Il film del genere peplum narra la tragica vicenda della distruzione di Cartagine durante la terza guerra punica.

Dopo essere stato ferito durante la battaglia per difendere la città di Oroscopa dall'esercito di Massinissa, Hiram, condottiero cartaginese, viene tratto in salvo e curato dalla giovane romana Fulvia, che si innamora di lui. Nel frattempo il Consiglio di Cartagine, su ordine di Massinissa, lo ha condannato all'esilio.

Cartagine è minacciata dai romani ed Hiram è costretto a tornare in gran segreto per portar via con sé la donna di cui è innamorato, Ophir, figlia di Hermon, capo del Consiglio. Anche Ophir è innamorata di Hiram, ma è stata destinata dal padre a sposarsi con Tsour, un giovane cartaginese che conosce sin da bambina.

A Cartagine è arrivata anche Fulvia, venuta a cercare Hiram e caduta prigioniera di Phegor, il comandante delle guardie sacre. Phegor è attratto da Fulvia e vorrebbe salvarle la vita, ma il popolo cartaginese, visto che è una romana, ha deciso di sacrificarla nel tempio di Moloch.

Hiram riesce a salvare Fulvia, ma nel tentativo di liberare anche Ophir, viene fatto prigioniero da Phegor. Aiutato dai suoi amici Sidone e Astarito, Hiram fugge dalla prigione e impedisce il matrimonio di Ophir con Tsour.

Hiram ritrova anche l'amicizia del capo dei mercenari, Thala, con il quale aveva combattuto a Oroscopa. Tsour si rende conto del grande amore che c'è tra Ophir e Hiram, e decide di non ostacolare la loro unione.

Il Consiglio di Cartagine è diviso.

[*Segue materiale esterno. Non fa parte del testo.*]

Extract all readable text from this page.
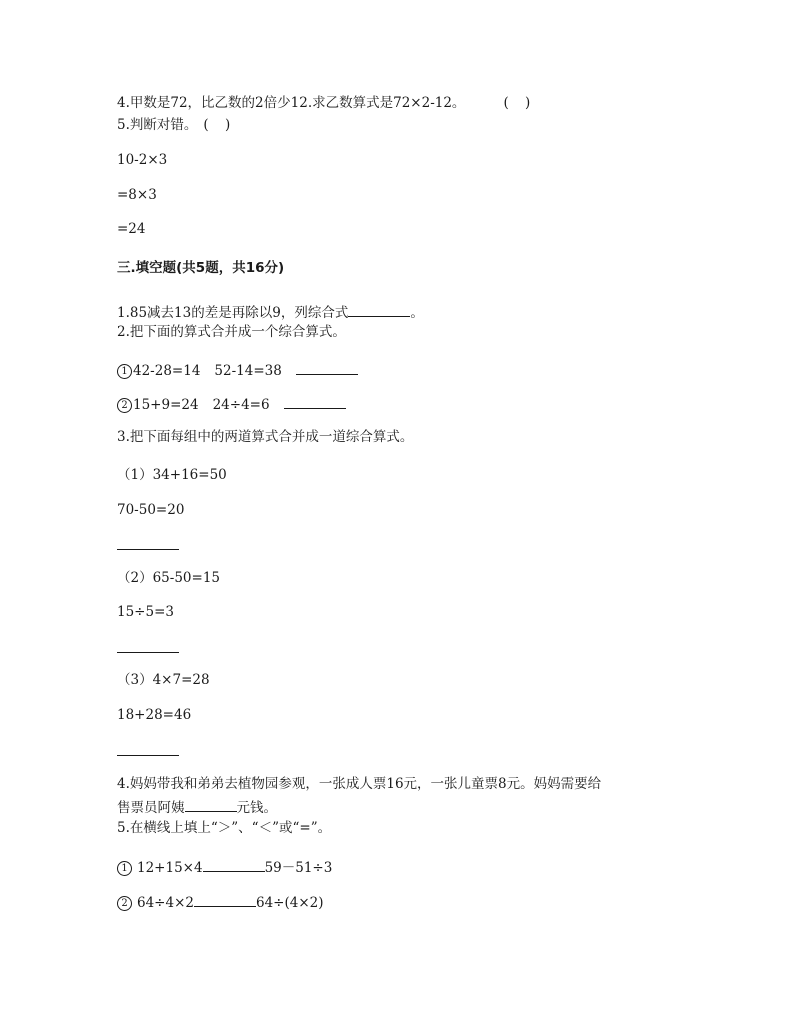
4.甲数是72，比乙数的2倍少12.求乙数算式是72×2-12。	( )
5.判断对错。 ( )
10-2×3
=8×3
=24
三.填空题(共5题，共16分)
1.85减去13的差是再除以9，列综合式	。
2.把下面的算式合并成一个综合算式。
1 42-28=14 52-14=38
2 15+9=24 24÷4=6
3.把下面每组中的两道算式合并成一道综合算式。
（1）34+16=50
70-50=20
（2）65-50=15
15÷5=3
（3）4×7=28
18+28=46
4.妈妈带我和弟弟去植物园参观，一张成人票16元，一张儿童票8元。妈妈需要给
售票员阿姨	元钱。
5.在横线上填上“＞”、“＜”或“=”。
1 12+15×4	59－51÷3
2 64÷4×2	64÷(4×2)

Hiram e Tsour vorrebbero battersi contro i romani, mentre Phegor vorrebbe entrare in trattative. In realtà Phegor prende tempo, perché sta aiutando segretamente il nemico per assicurarsi una posizione di comando dopo la caduta della città.

Hermon decide di sostenere la linea della battaglia. Hiram, Tsour, Thala e Asdrubale combattono insieme nella battaglia di Birsa, ma vengono sconfitti da Scipione l'Emiliano, aiutati dalle truppe numide comandate da Gollussa.

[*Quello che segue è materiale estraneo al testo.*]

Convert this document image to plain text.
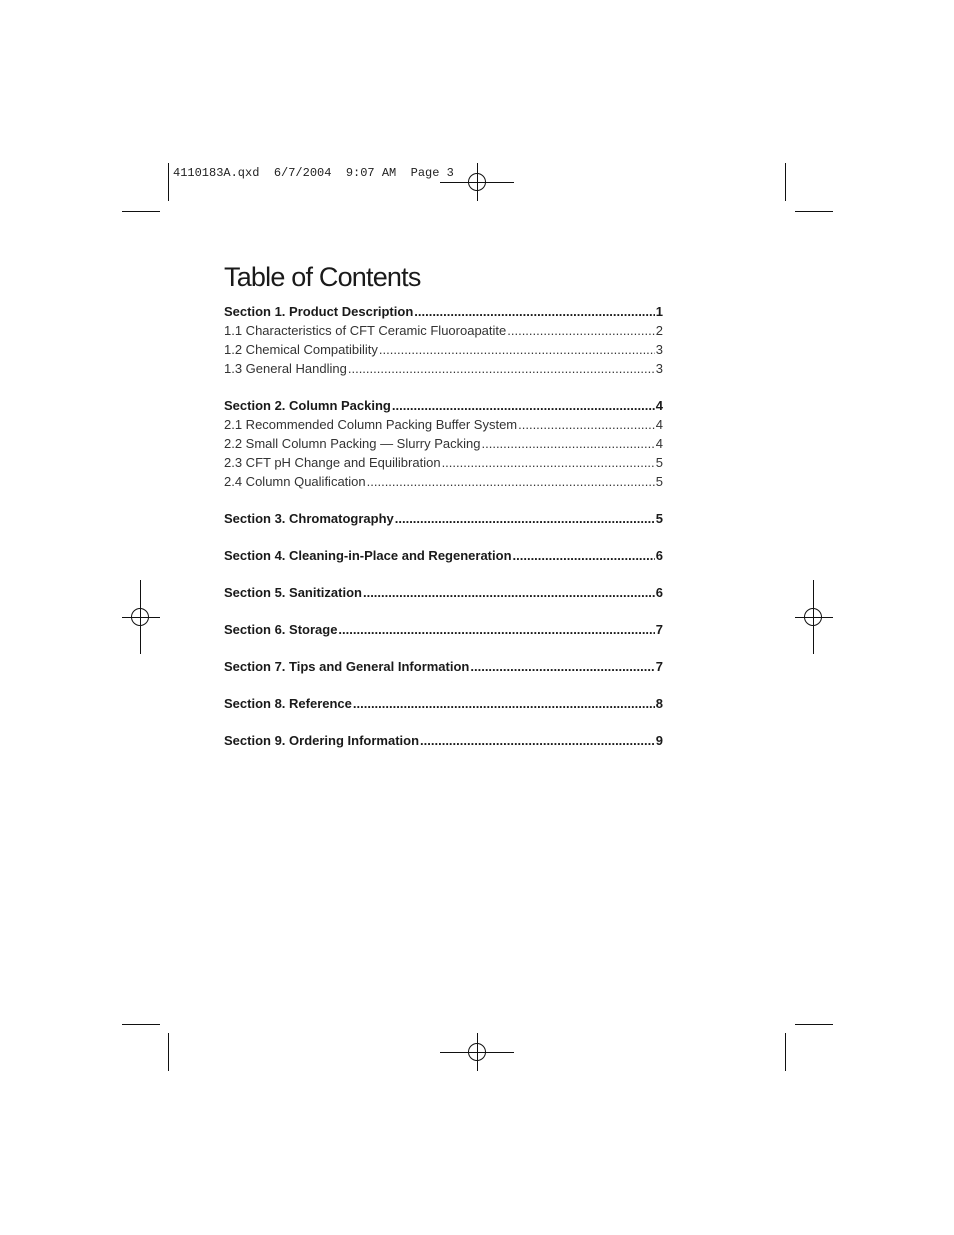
4110183A.qxd  6/7/2004  9:07 AM  Page 3
Table of Contents
Section 1. Product Description .....	1
1.1 Characteristics of CFT Ceramic Fluoroapatite .....	2
1.2 Chemical Compatibility .....	3
1.3 General Handling .....	3
Section 2. Column Packing .....	4
2.1 Recommended Column Packing Buffer System .....	4
2.2 Small Column Packing — Slurry Packing .....	4
2.3 CFT pH Change and Equilibration .....	5
2.4 Column Qualification .....	5
Section 3. Chromatography .....	5
Section 4. Cleaning-in-Place and Regeneration .....	6
Section 5. Sanitization .....	6
Section 6. Storage .....	7
Section 7. Tips and General Information .....	7
Section 8. Reference .....	8
Section 9. Ordering Information .....	9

Nel frattempo Fulvia, concedendosi a Phegor, è riuscita a procurare una nave, con la quale Sidone, Astarito e Ophir, una volta recuperato il ferito Hiram sul campo di battaglia, si mettono in salvo in mare aperto.

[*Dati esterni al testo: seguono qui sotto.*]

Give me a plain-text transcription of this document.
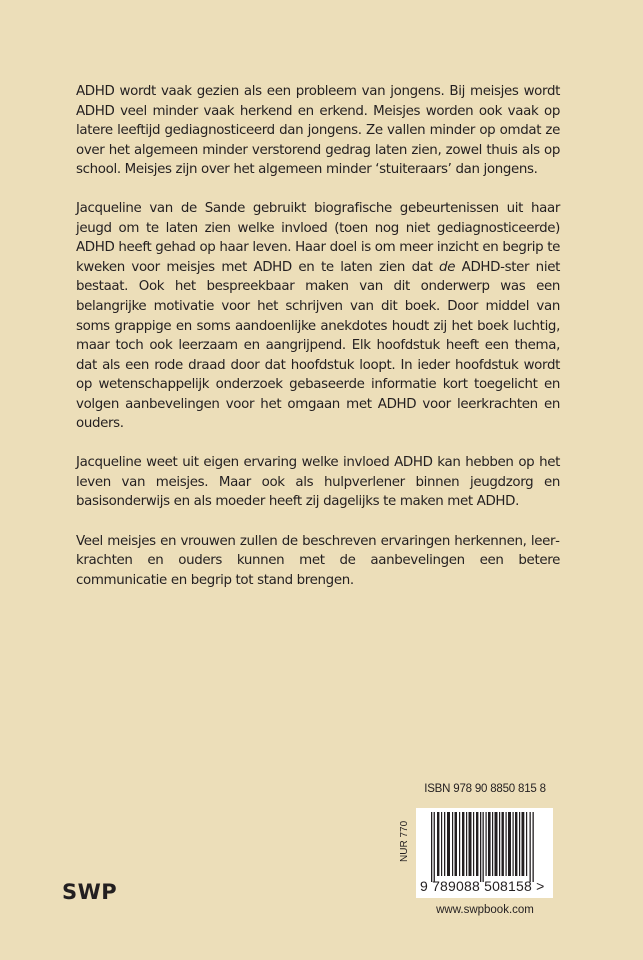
ADHD wordt vaak gezien als een probleem van jongens. Bij meisjes wordt ADHD veel minder vaak herkend en erkend. Meisjes worden ook vaak op latere leeftijd gediagnosticeerd dan jongens. Ze vallen minder op omdat ze over het algemeen minder verstorend gedrag laten zien, zowel thuis als op school. Meisjes zijn over het algemeen minder ‘stuiteraars’ dan jongens.

Jacqueline van de Sande gebruikt biografische gebeurtenissen uit haar jeugd om te laten zien welke invloed (toen nog niet gediagnosticeerde) ADHD heeft gehad op haar leven. Haar doel is om meer inzicht en begrip te kweken voor meisjes met ADHD en te laten zien dat de ADHD-ster niet bestaat. Ook het bespreekbaar maken van dit onderwerp was een belangrijke motivatie voor het schrijven van dit boek. Door middel van soms grappige en soms aandoenlijke anekdotes houdt zij het boek luchtig, maar toch ook leerzaam en aangrijpend. Elk hoofdstuk heeft een thema, dat als een rode draad door dat hoofdstuk loopt. In ieder hoofdstuk wordt op wetenschappelijk onderzoek gebaseerde informatie kort toegelicht en volgen aanbevelingen voor het omgaan met ADHD voor leerkrachten en ouders.

Jacqueline weet uit eigen ervaring welke invloed ADHD kan hebben op het leven van meisjes. Maar ook als hulpverlener binnen jeugdzorg en basisonderwijs en als moeder heeft zij dagelijks te maken met ADHD.

Veel meisjes en vrouwen zullen de beschreven ervaringen herkennen, leerkrachten en ouders kunnen met de aanbevelingen een betere communicatie en begrip tot stand brengen.

ISBN 978 90 8850 815 8
9 789088 508158 >
NUR 770
www.swpbook.com
SWP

Cartagine viene incendiata. Phegor non riceve l'aiuto sperato dai romani e la sua casa viene bruciata insieme alle altre. Fuggito sul balcone, Phegor trova la morte abbracciato a Fulvia, che sacrifica la sua vita per amore di Hiram.

ProduzioneModifica

Il film venne girato a Cinecittà. Per le costruzioni riproducenti Cartagine vennero impiegati 10.000 metri quadrati; per l'occasione venne costruita una grande triremi lunga 40 metri; per la scena del tempio di Moloch venne costruita una statua alta sette metri. Vennero inoltre impiegate tremila comparse. Il costo totale di produzione superò il miliardo di lire.[1]